Но я-то знал, что она тоже помнит.
За день до начала рождественских каникул на последнем курсе мы возвращались из библиотеки, оба нагруженные книгами, и тут она остановилась, села на ледяную скамью и попросила меня сесть рядом. Я понятия не имел, что у нее на уме, но сообразил, что этого момента она ждет уже давно и вот наконец он настал. Я сел, изрядно нервничая. Слова ее помню в точности: «Поцелуй меня, пожалуйста». Времени осмыслить или даже подготовиться она мне не дала, тут же поцеловала меня в губы, язык ее скользнул внутрь. А потом — это: «Дай попробовать твою слюну». Я поцеловал ее с той же страстью, что и она меня, под конец даже с большей страстью, потому что отпустил тормоза, думать было некогда, и я был этому только рад. Пусть попробует мою слюну, вот о чем я думал.
Я проводил ее до общежития, она открыла дверь, сказала, что соседки уже спят, и я не успел опомниться, а мы уже опять вовсю целовались в коридоре. Она успела переспать со всеми, кого я знал, однако со мной времени проводила больше, чем с ними со всеми вместе взятыми. Не выпуская моей руки, она завела меня к себе в комнату. Я поцеловал ее на диване, уже запустил руку ей под свитер и почувствовал запах ее ключицы, но тут без всякого предупреждения что-то переменилось. Может быть — свет в туалете, или приглушенный смех где-то в их блоке, или, кто знает, я что-то сделал не так, или не прошел бог ведает какое испытание, но я почувствовал, как она одеревенела. А потом произнесла: «Подумай, может, тебе лучше уйти до того, как они проснутся», — как будто то, что мы собирались сделать, могло расстроить хоть нас, хоть других, и бодрствующих, и спящих. Я ничего не сказал. Я вышел из здания, пересек, шагая назад к библиотеке, пустой двор с мерцающими рождественскими огоньками, пытаясь, без всякого толку, понять, что заставило ее так внезапно передумать.
На следующий день мы разъехались на каникулы. Через месяц, по возвращении, вели себя как чужие. Изо всех сил избегали друг друга.
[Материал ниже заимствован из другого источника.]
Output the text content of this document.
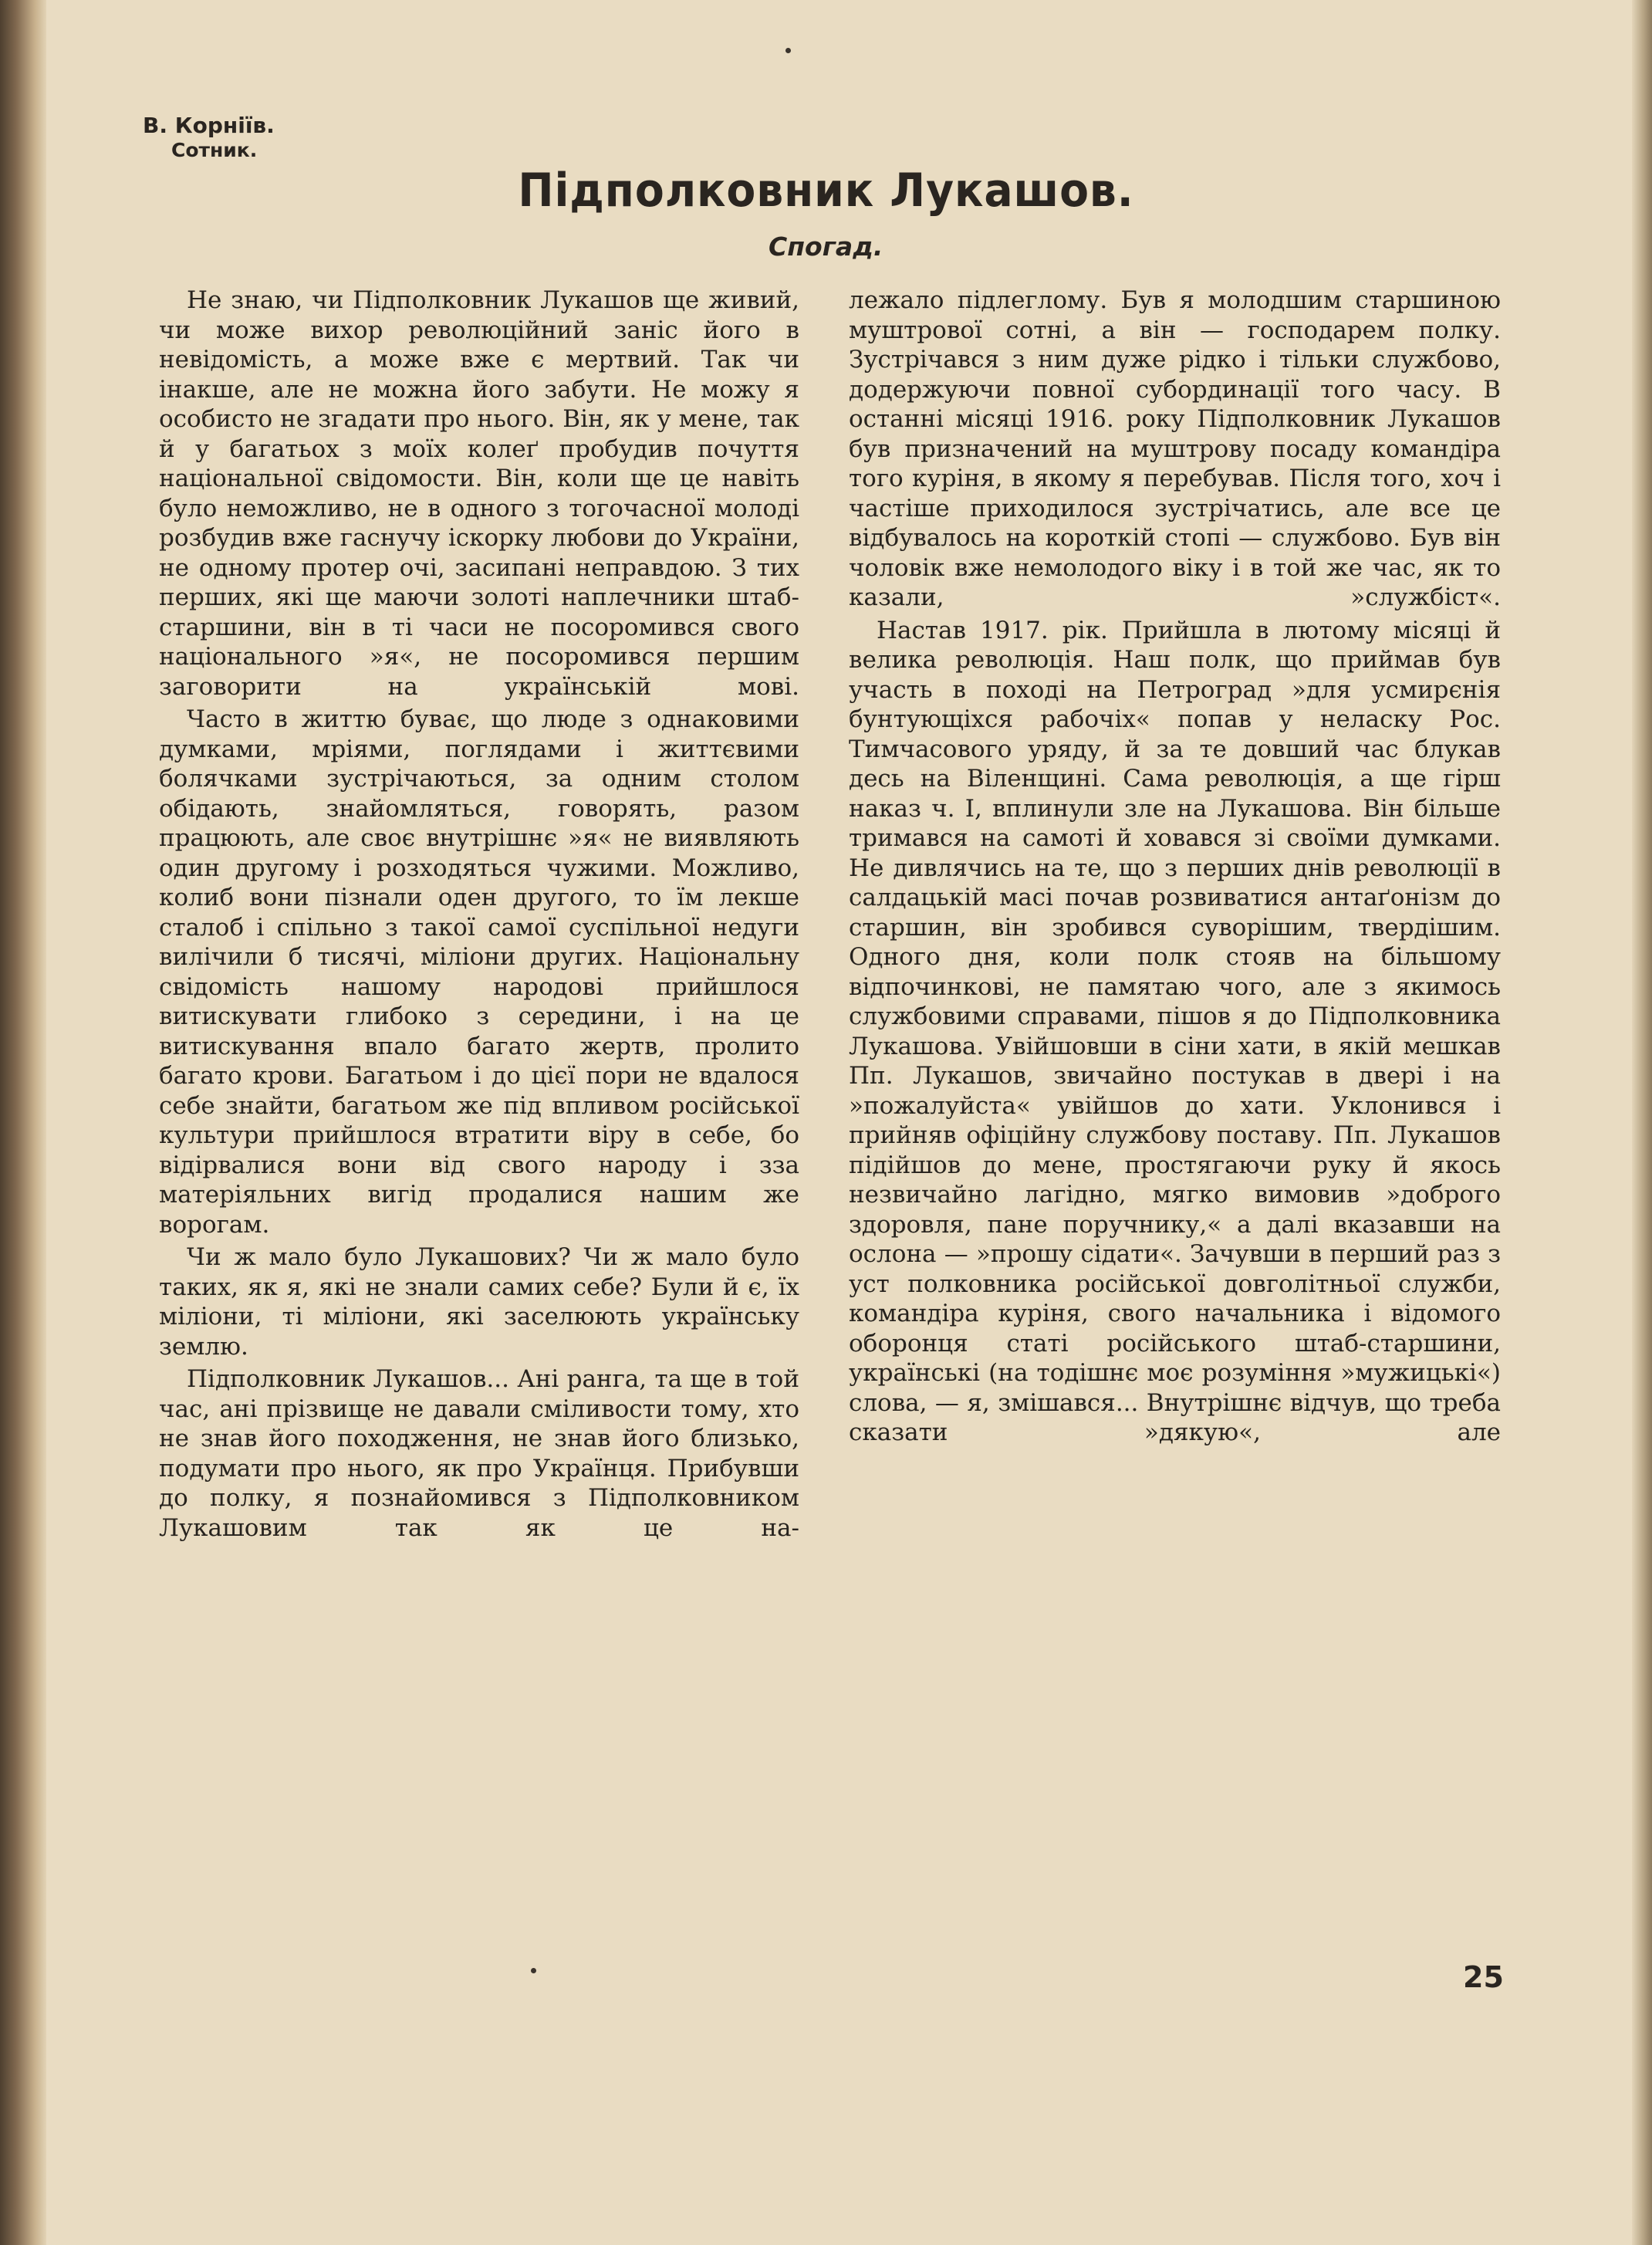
В. Корніїв.
Сотник.
Підполковник Лукашов.
Спогад.

Не знаю, чи Підполковник Лукашов ще живий, чи може вихор революційний заніс його в невідомість, а може вже є мертвий. Так чи інакше, але не можна його забути. Не можу я особисто не згадати про нього. Він, як у мене, так й у багатьох з моїх колеґ пробудив почуття національної свідомости. Він, коли ще це навіть було неможливо, не в одного з тогочасної молоді розбудив вже гаснучу іскорку любови до України, не одному протер очі, засипані неправдою. З тих перших, які ще маючи золоті наплечники штаб-старшини, він в ті часи не посоромився свого національного »я«, не посоромився першим заговорити на українській мові.

Часто в життю буває, що люде з однаковими думками, мріями, поглядами і життєвими болячками зустрічаються, за одним столом обідають, знайомляться, говорять, разом працюють, але своє внутрішнє »я« не виявляють один другому і розходяться чужими. Можливо, колиб вони пізнали оден другого, то їм лекше сталоб і спільно з такої самої суспільної недуги вилічили б тисячі, міліони других. Національну свідомість нашому народові прийшлося витискувати глибоко з середини, і на це витискування впало багато жертв, пролито багато крови. Багатьом і до цієї пори не вдалося себе знайти, багатьом же під впливом російської культури прийшлося втратити віру в себе, бо відірвалися вони від свого народу і зза матеріяльних вигід продалися нашим же ворогам.

Чи ж мало було Лукашових? Чи ж мало було таких, як я, які не знали самих себе? Були й є, їх міліони, ті міліони, які заселюють українську землю.

Підполковник Лукашов... Ані ранга, та ще в той час, ані прізвище не давали сміливости тому, хто не знав його походження, не знав його близько, подумати про нього, як про Українця. Прибувши до полку, я познайомився з Підполковником Лукашовим так як це на-

лежало підлеглому. Був я молодшим старшиною муштрової сотні, а він — господарем полку. Зустрічався з ним дуже рідко і тільки службово, додержуючи повної субординації того часу. В останні місяці 1916. року Підполковник Лукашов був призначений на муштрову посаду командіра того куріня, в якому я перебував. Після того, хоч і частіше приходилося зустрічатись, але все це відбувалось на короткій стопі — службово. Був він чоловік вже немолодого віку і в той же час, як то казали, »службіст«.

Настав 1917. рік. Прийшла в лютому місяці й велика революція. Наш полк, що приймав був участь в поході на Петроград »для усмирєнія бунтующіхся рабочіх« попав у неласку Рос. Тимчасового уряду, й за те довший час блукав десь на Віленщині. Сама революція, а ще гірш наказ ч. І, вплинули зле на Лукашова. Він більше тримався на самоті й ховався зі своїми думками. Не дивлячись на те, що з перших днів революції в салдацькій масі почав розвиватися антаґонізм до старшин, він зробився суворішим, твердішим. Одного дня, коли полк стояв на більшому відпочинкові, не памятаю чого, але з якимось службовими справами, пішов я до Підполковника Лукашова. Увійшовши в сіни хати, в якій мешкав Пп. Лукашов, звичайно постукав в двері і на »пожалуйста« увійшов до хати. Уклонився і прийняв офіційну службову поставу. Пп. Лукашов підійшов до мене, простягаючи руку й якось незвичайно лагідно, мягко вимовив »доброго здоровля, пане поручнику,« а далі вказавши на ослона — »прошу сідати«. Зачувши в перший раз з уст полковника російської довголітньої служби, командіра куріня, свого начальника і відомого оборонця статі російського штаб-старшини, українські (на тодішнє моє розуміння »мужицькі«) слова, — я, змішався... Внутрішнє відчув, що треба сказати »дякую«, але

25
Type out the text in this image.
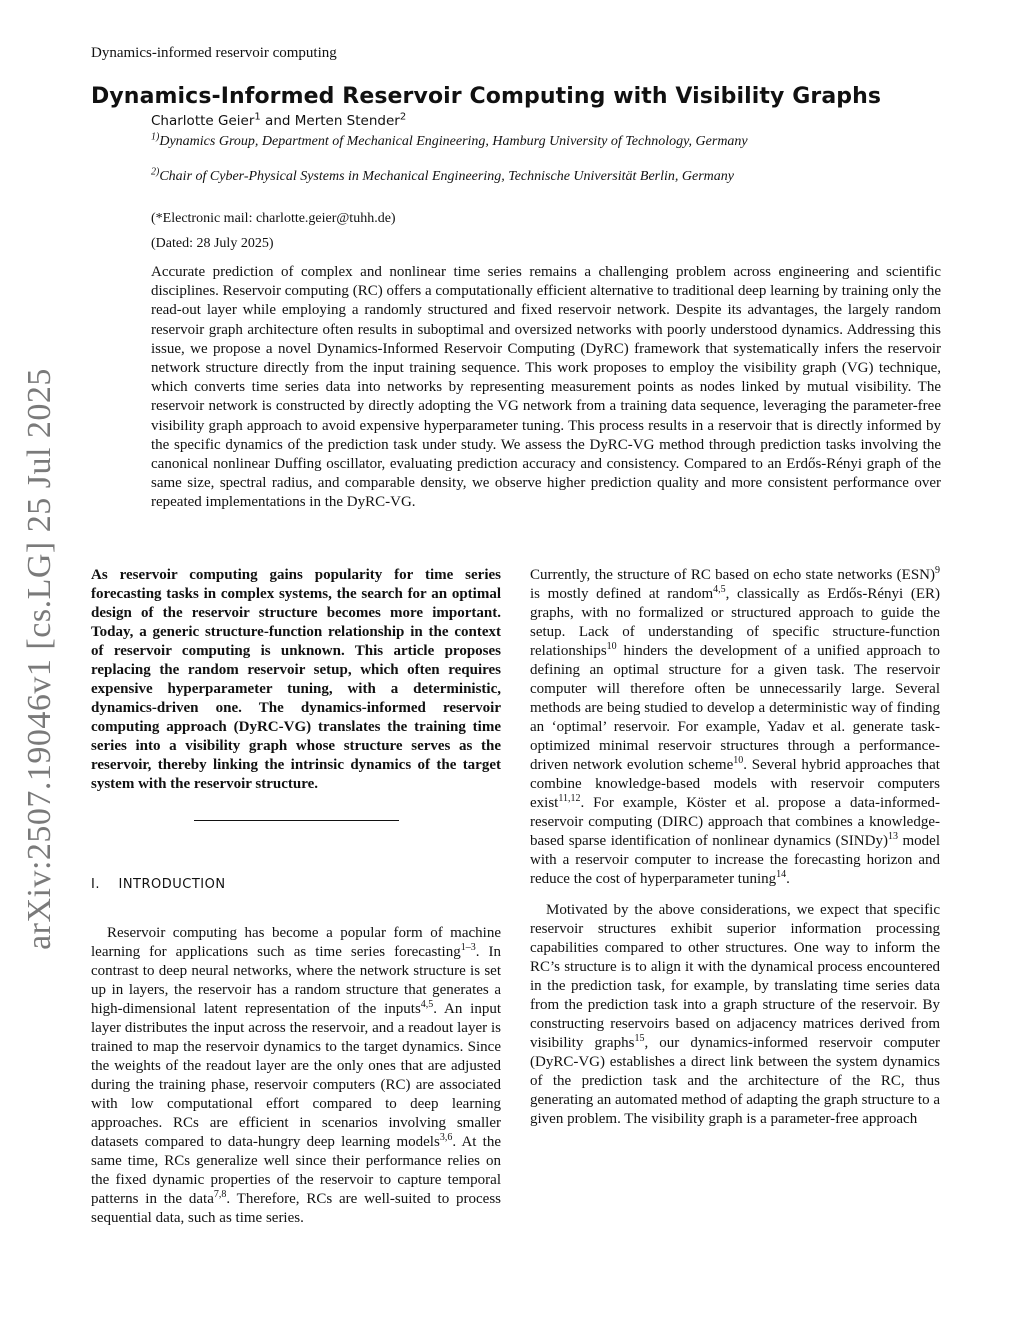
arXiv:2507.19046v1 [cs.LG] 25 Jul 2025
Dynamics-informed reservoir computing
Dynamics-Informed Reservoir Computing with Visibility Graphs
Charlotte Geier$^1$ and Merten Stender$^2$
$^{1)}$Dynamics Group, Department of Mechanical Engineering, Hamburg University of Technology, Germany
$^{2)}$Chair of Cyber-Physical Systems in Mechanical Engineering, Technische Universität Berlin, Germany
(*Electronic mail: charlotte.geier@tuhh.de)
(Dated: 28 July 2025)

Accurate prediction of complex and nonlinear time series remains a challenging problem across engineering and scientific disciplines. Reservoir computing (RC) offers a computationally efficient alternative to traditional deep learning by training only the read-out layer while employing a randomly structured and fixed reservoir network. Despite its advantages, the largely random reservoir graph architecture often results in suboptimal and oversized networks with poorly understood dynamics. Addressing this issue, we propose a novel Dynamics-Informed Reservoir Computing (DyRC) framework that systematically infers the reservoir network structure directly from the input training sequence. This work proposes to employ the visibility graph (VG) technique, which converts time series data into networks by representing measurement points as nodes linked by mutual visibility. The reservoir network is constructed by directly adopting the VG network from a training data sequence, leveraging the parameter-free visibility graph approach to avoid expensive hyperparameter tuning. This process results in a reservoir that is directly informed by the specific dynamics of the prediction task under study. We assess the DyRC-VG method through prediction tasks involving the canonical nonlinear Duffing oscillator, evaluating prediction accuracy and consistency. Compared to an Erdős-Rényi graph of the same size, spectral radius, and comparable density, we observe higher prediction quality and more consistent performance over repeated implementations in the DyRC-VG.

As reservoir computing gains popularity for time series forecasting tasks in complex systems, the search for an optimal design of the reservoir structure becomes more important. Today, a generic structure-function relationship in the context of reservoir computing is unknown. This article proposes replacing the random reservoir setup, which often requires expensive hyperparameter tuning, with a deterministic, dynamics-driven one. The dynamics-informed reservoir computing approach (DyRC-VG) translates the training time series into a visibility graph whose structure serves as the reservoir, thereby linking the intrinsic dynamics of the target system with the reservoir structure.

I. INTRODUCTION

Reservoir computing has become a popular form of machine learning for applications such as time series forecasting$^{1-3}$. In contrast to deep neural networks, where the network structure is set up in layers, the reservoir has a random structure that generates a high-dimensional latent representation of the inputs$^{4,5}$. An input layer distributes the input across the reservoir, and a readout layer is trained to map the reservoir dynamics to the target dynamics. Since the weights of the readout layer are the only ones that are adjusted during the training phase, reservoir computers (RC) are associated with low computational effort compared to deep learning approaches. RCs are efficient in scenarios involving smaller datasets compared to data-hungry deep learning models$^{3,6}$. At the same time, RCs generalize well since their performance relies on the fixed dynamic properties of the reservoir to capture temporal patterns in the data$^{7,8}$. Therefore, RCs are well-suited to process sequential data, such as time series.

Currently, the structure of RC based on echo state networks (ESN)$^9$ is mostly defined at random$^{4,5}$, classically as Erdős-Rényi (ER) graphs, with no formalized or structured approach to guide the setup. Lack of understanding of specific structure-function relationships$^{10}$ hinders the development of a unified approach to defining an optimal structure for a given task. The reservoir computer will therefore often be unnecessarily large. Several methods are being studied to develop a deterministic way of finding an ‘optimal’ reservoir. For example, Yadav et al. generate task-optimized minimal reservoir structures through a performance-driven network evolution scheme$^{10}$. Several hybrid approaches that combine knowledge-based models with reservoir computers exist$^{11,12}$. For example, Köster et al. propose a data-informed-reservoir computing (DIRC) approach that combines a knowledge-based sparse identification of nonlinear dynamics (SINDy)$^{13}$ model with a reservoir computer to increase the forecasting horizon and reduce the cost of hyperparameter tuning$^{14}$.

Motivated by the above considerations, we expect that specific reservoir structures exhibit superior information processing capabilities compared to other structures. One way to inform the RC’s structure is to align it with the dynamical process encountered in the prediction task, for example, by translating time series data from the prediction task into a graph structure of the reservoir. By constructing reservoirs based on adjacency matrices derived from visibility graphs$^{15}$, our dynamics-informed reservoir computer (DyRC-VG) establishes a direct link between the system dynamics of the prediction task and the architecture of the RC, thus generating an automated method of adapting the graph structure to a given problem. The visibility graph is a parameter-free approach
Так прошел еще месяц. «Ты тогда ходил таким угрюмым», — сказала она.
Теперь ее подначки меня не смущали. Люблю, когда меня подначивают. Прожив много лет в реальном мире, я до определенной степени избавился от нерешительности, мои страхи и сомнения поунялись, я перестал бояться рисков: обожгусь так обожгусь.
Я не стал ей говорить, что больше полугода оправлялся от той длившейся две ночи истории четырехгодичной давности.
Мы обменялись адресами электронной почты, причем оба прекрасно сознавали, что ни один не намерен писать ни строчки. С вечеринки мы пока, однако, не уходили. Кончилось тем, что я пошел ее провожать. Те же шесть-семь кварталов, тот же студеный проход по заснеженной Ривингтон-стрит, те же колебания у порога в глухой предутренний час. Даже сильнее, чем воспроизведение событий прошлой нашей встречи, меня поразило, с какой гладкостью и простотой одно влекло за собой другое, как будто и мои, и ее колебания были отрепетированы ради стороннего зрителя, который идет за нами по пятам, дабы напомнить, что, в соответствии с древней поговоркой, ни один нормальный человек не станет рассчитывать дважды войти в одну реку.
Дома у нее все по-прежнему. Та же перегретая квартирка-студия, тот же запах спрятанного кошачьего туалета, тот же дребезг входной двери, которая в итоге захлопывается, тот же разлапистый черный веер, притулившийся на подоконнике на манер чучела ворона, — я когда-то окрестил его Nevermore. Увидев, что я замешкался возле кухни, так и не сняв шарф и шапку, она произнесла: «Останься».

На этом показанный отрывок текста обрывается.